As troublesome as the implications are for Reach, they are even worse when you consider the impact on your broader web measurement issues. Remember the list of tasks that rely on cookies? Many of these analyses (including campaign attribution) are going to be seriously distorted unless the analyst controls carefully for the cookie deletion problems. Even with thoughtful planning, some types of analysis (such as how New Visitors behave) may be nearly impossible for some sites.

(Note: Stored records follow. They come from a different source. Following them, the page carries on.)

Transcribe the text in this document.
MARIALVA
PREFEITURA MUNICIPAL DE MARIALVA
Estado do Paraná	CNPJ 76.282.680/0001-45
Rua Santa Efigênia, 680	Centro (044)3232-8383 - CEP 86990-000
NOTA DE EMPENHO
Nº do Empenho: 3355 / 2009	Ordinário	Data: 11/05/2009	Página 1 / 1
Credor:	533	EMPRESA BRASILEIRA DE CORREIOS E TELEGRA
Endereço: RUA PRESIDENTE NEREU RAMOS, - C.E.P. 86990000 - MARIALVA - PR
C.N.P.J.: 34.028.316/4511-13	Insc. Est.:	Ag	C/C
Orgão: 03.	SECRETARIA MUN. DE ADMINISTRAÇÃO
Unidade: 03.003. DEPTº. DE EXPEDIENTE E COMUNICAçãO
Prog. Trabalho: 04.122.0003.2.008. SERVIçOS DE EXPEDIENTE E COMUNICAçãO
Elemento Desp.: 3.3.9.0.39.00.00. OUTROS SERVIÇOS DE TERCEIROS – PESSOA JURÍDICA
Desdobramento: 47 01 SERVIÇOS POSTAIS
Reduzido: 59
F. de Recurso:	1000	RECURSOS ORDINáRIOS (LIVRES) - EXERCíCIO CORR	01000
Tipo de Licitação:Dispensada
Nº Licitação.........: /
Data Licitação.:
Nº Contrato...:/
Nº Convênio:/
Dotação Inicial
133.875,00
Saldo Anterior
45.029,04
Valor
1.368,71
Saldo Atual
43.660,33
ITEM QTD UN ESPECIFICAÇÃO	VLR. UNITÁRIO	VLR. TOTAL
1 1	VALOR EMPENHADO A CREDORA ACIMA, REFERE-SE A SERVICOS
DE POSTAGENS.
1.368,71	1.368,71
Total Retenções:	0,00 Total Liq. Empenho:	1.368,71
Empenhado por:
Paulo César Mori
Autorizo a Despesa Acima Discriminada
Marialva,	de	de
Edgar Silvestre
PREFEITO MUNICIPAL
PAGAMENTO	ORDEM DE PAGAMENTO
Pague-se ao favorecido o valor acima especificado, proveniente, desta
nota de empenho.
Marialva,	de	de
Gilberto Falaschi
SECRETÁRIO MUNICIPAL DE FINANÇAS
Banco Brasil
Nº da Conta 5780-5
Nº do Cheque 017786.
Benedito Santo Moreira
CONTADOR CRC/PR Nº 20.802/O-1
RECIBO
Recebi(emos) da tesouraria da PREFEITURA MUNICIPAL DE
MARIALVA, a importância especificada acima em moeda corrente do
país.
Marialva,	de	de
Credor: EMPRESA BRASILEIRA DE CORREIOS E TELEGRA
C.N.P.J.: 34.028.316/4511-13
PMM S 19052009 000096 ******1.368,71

Are there good alternatives to using half-baked cookies? Not always. Certainly, there are alternatives for measuring your Reach as comScore is no doubt happy to point out. But from a web measurement perspective, there aren’t many easy solutions. However, being aware of the extent of the problem may be at least some protection. A deep understanding of the problem may keep you from acting on an analysis based on flawed data and secondly it may help you screen-off your analysis from the effects of cookie deletion. There are, in many cases, techniques that will accomplish this. In addition, understanding the extent of the problem may cause some sites to focus on the possibility of “opt-in” measurement — getting visitors to register and log in consistently. It may also drive the measurement community toward a better technical solution.
No matter how you look at it, the comScore study isn’t good news. But the right answer is probably not shooting the messenger. Web analytic data has always had a high degree of messiness. But the fact that data quality isn’t perfect doesn’t also mean that any level of data imperfection is acceptable.
An analyst must be able to understand the issue and all its measurement implications to be able to make a sensible judgment about what to do differently and how to adjust site measurement. If you fob off the comScore study with a Gallic shrug, “That’s just the way web data is…” then it won’t just be your cookies that are half-baked!